The expectations around femininity formed a trap of contradictions. If she presented as very feminine, she was accused of being a caricature or “inauthentic,” as though femininity were unnatural. But if she wasn't feminine enough, she was told she wasn’t “a real woman.” Popular culture, television, movies, politics, fashion, constantly projected messages about what womanhood should look like. In one of the most memorable lines of her speech, Sarah said she had finally escaped the closet “only to find myself stuck in the kitchen,” highlighting the irony of being liberated from one stereotype only to be confined by another. This realization led her to a broader insight: the forces that attempted to deny her womanhood were the same forces that sought to restrict everyone. “Those are the same forces that say there’s only one way to love, only one way to live, only one way to act, only one way to dress, only one role to play.” This connection is central to her argument. Sexism, homophobia, and transphobia are fundamentally intertwined. All stem from the same belief that the gender assigned at birth should determine the course of a life, dictating how people should behave, whom they should love, and what roles they should be allowed to occupy. “LGBT equality is gender equality, and gender equality is LGBT equality,” she declared, framing the struggle as a unified movement rather than a collection of isolated causes.
 
Sarah ended her talk with a hopeful vision: a world where every child can grow up knowing they can be successful, independent, gay, trans, feminine, masculine, or any combination thereof, and still be respected. She emphasized that dreams and identities do not have to be mutually exclusive, and that fighting sexism, homophobia, transphobia, along with racism and ableism, creates a stronger, more inclusive society. Her closing message underscored a simple but powerful truth: that all children deserve to grow up believing they can be themselves and still be seen and valued as equal human beings. Looking back from 2025, the speech stands as an early blueprint for the political leader Sarah McBride would become.

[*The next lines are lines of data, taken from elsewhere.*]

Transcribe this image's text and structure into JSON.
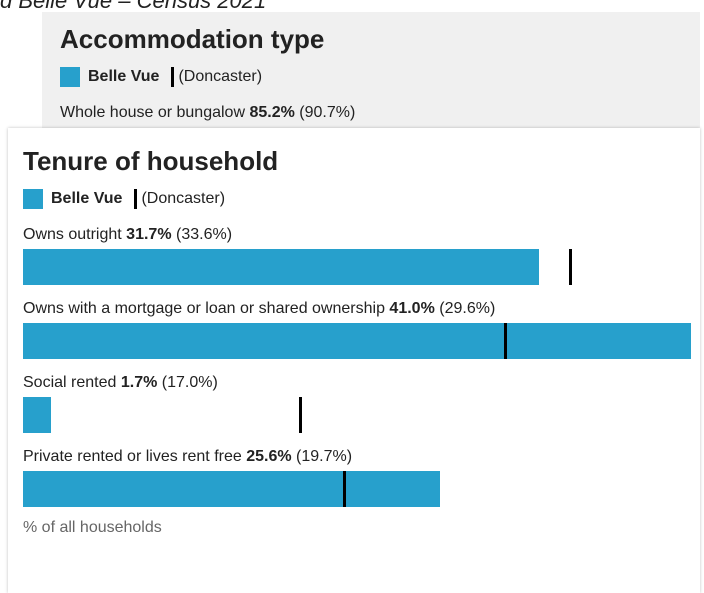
{
  "header": {
    "title": "d Belle Vue – Census 2021"
  },
  "chart_data": [
    {
      "type": "bar",
      "title": "Accommodation type",
      "categories": [
        "Whole house or bungalow"
      ],
      "series": [
        {
          "name": "Belle Vue",
          "color": "#27a0cc",
          "values": [
            85.2
          ],
          "value_labels": [
            "85.2%"
          ]
        },
        {
          "name": "(Doncaster)",
          "color": "#000000",
          "values": [
            90.7
          ],
          "value_labels": [
            "(90.7%)"
          ]
        }
      ]
    },
    {
      "type": "bar",
      "title": "Tenure of household",
      "categories": [
        "Owns outright",
        "Owns with a mortgage or loan or shared ownership",
        "Social rented",
        "Private rented or lives rent free"
      ],
      "series": [
        {
          "name": "Belle Vue",
          "color": "#27a0cc",
          "values": [
            31.7,
            41.0,
            1.7,
            25.6
          ],
          "value_labels": [
            "31.7%",
            "41.0%",
            "1.7%",
            "25.6%"
          ]
        },
        {
          "name": "(Doncaster)",
          "color": "#000000",
          "values": [
            33.6,
            29.6,
            17.0,
            19.7
          ],
          "value_labels": [
            "(33.6%)",
            "(29.6%)",
            "(17.0%)",
            "(19.7%)"
          ]
        }
      ],
      "xlim": [
        0,
        41.0
      ],
      "xlabel": "% of all households"
    }
  ]
}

Just months after this TEDx appearance, she would address the Democratic National Convention as the first openly transgender person to speak at a major party convention. In 2018 she published her acclaimed memoir, Tomorrow Will Be Different, with a foreword by Joe Biden, a man whose views on transgender issues she helped shape. By 2020 she made history as the first openly transgender state senator, and by 2025 she would become the first openly transgender member of the United States Congress.
 
Her TEDx talk captures the essence of what would define her later career: personal vulnerability woven with political clarity, humor used to expose injustice, and an unshakable belief in a world where authenticity is not an act of bravery but a basic right. Her young self on that 2016 stage had no idea of the groundbreaking milestones ahead, yet her words formed the foundation of a lifetime dedicated to expanding the horizon of what is possible for transgender people, and for everyone whose identity has ever been constrained by the expectations assigned at birth.